Besides what has been said, you would start to notice something strange when your phone doesn't get signal anymore. If you have any other wireless device, like a radio, you would find too strange that none of them are working.
Not an issue, they won't have them with them to use.
Then you must be talking about some hardcore naturalist anti-techies. When I go on vacation, I turn off my cellphone for long periods, but once or twice a day I'll turn it on just to see if anything important's going on. Even without considering work (and my last "staycation" I ended up going into work three of my seven days off), my mother isn't in the best of health now, and I couldn't go more than a couple of days without a text from her at least. Besides, you'd have to really try to find a spot in France where you couldn't get cell reception. When I lived there in the early 2000s, cell coverage was already at 95%...

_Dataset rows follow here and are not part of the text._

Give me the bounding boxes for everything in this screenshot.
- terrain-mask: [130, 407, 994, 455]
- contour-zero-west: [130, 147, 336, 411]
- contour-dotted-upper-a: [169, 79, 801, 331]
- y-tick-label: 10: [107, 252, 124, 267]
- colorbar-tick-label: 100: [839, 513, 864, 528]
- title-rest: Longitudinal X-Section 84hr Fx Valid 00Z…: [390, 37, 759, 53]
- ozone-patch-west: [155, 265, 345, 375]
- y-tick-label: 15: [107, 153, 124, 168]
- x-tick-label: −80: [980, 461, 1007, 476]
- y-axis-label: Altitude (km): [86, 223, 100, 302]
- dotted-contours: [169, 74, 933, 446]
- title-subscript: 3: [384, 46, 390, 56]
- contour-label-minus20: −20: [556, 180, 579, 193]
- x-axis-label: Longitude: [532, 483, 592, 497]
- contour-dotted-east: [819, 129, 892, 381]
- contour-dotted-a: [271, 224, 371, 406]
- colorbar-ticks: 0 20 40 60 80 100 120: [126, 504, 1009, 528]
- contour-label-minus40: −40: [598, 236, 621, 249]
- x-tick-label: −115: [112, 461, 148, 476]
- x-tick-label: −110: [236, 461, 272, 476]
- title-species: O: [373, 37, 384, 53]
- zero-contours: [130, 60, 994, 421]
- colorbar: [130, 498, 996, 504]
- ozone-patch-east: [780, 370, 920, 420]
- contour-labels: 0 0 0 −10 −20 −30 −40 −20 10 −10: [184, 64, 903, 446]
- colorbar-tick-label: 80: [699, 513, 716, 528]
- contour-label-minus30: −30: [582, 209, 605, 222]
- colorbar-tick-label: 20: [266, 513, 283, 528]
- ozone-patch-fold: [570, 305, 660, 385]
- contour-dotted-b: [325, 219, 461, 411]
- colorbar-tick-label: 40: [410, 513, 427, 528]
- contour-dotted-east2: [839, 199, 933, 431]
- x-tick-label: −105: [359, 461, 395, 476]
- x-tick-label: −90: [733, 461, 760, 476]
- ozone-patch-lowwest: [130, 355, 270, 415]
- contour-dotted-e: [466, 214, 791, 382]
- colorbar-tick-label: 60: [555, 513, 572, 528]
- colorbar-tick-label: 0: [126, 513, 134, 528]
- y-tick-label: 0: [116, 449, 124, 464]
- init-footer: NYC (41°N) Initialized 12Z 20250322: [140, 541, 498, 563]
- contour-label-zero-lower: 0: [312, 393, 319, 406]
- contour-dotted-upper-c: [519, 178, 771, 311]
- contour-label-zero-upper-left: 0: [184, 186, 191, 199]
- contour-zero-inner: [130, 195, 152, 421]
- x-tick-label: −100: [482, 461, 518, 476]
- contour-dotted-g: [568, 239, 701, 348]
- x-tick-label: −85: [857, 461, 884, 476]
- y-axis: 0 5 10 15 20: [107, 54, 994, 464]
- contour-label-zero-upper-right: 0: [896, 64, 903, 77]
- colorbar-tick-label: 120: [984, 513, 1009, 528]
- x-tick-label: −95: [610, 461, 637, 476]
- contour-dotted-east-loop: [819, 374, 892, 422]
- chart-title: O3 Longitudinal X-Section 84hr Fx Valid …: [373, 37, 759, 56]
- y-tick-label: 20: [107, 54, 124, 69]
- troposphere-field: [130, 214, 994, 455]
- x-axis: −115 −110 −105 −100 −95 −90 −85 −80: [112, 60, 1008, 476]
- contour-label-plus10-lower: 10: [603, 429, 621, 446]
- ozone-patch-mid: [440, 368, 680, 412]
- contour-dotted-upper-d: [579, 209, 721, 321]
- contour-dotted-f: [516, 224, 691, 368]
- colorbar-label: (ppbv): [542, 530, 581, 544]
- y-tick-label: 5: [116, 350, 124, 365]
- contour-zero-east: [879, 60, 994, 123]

put it this way, I'm a modern day francophone and a few times people who have heard me speak French to a fellow quebecois here in Australia (whether a friend or family member visiting) asked me where we were from as we don't *sound* French (one person thought we were german tourists) so imagine if someone was expecting modern parisian accent and heard the local patois or 500 years ago instead.
The closest comparison I can make would be to have a non-English speaker having only heard "mainstream" American accented English and suddenly being confronted by an old Scotsman born and bred in a small isolated village. *That* would be easier.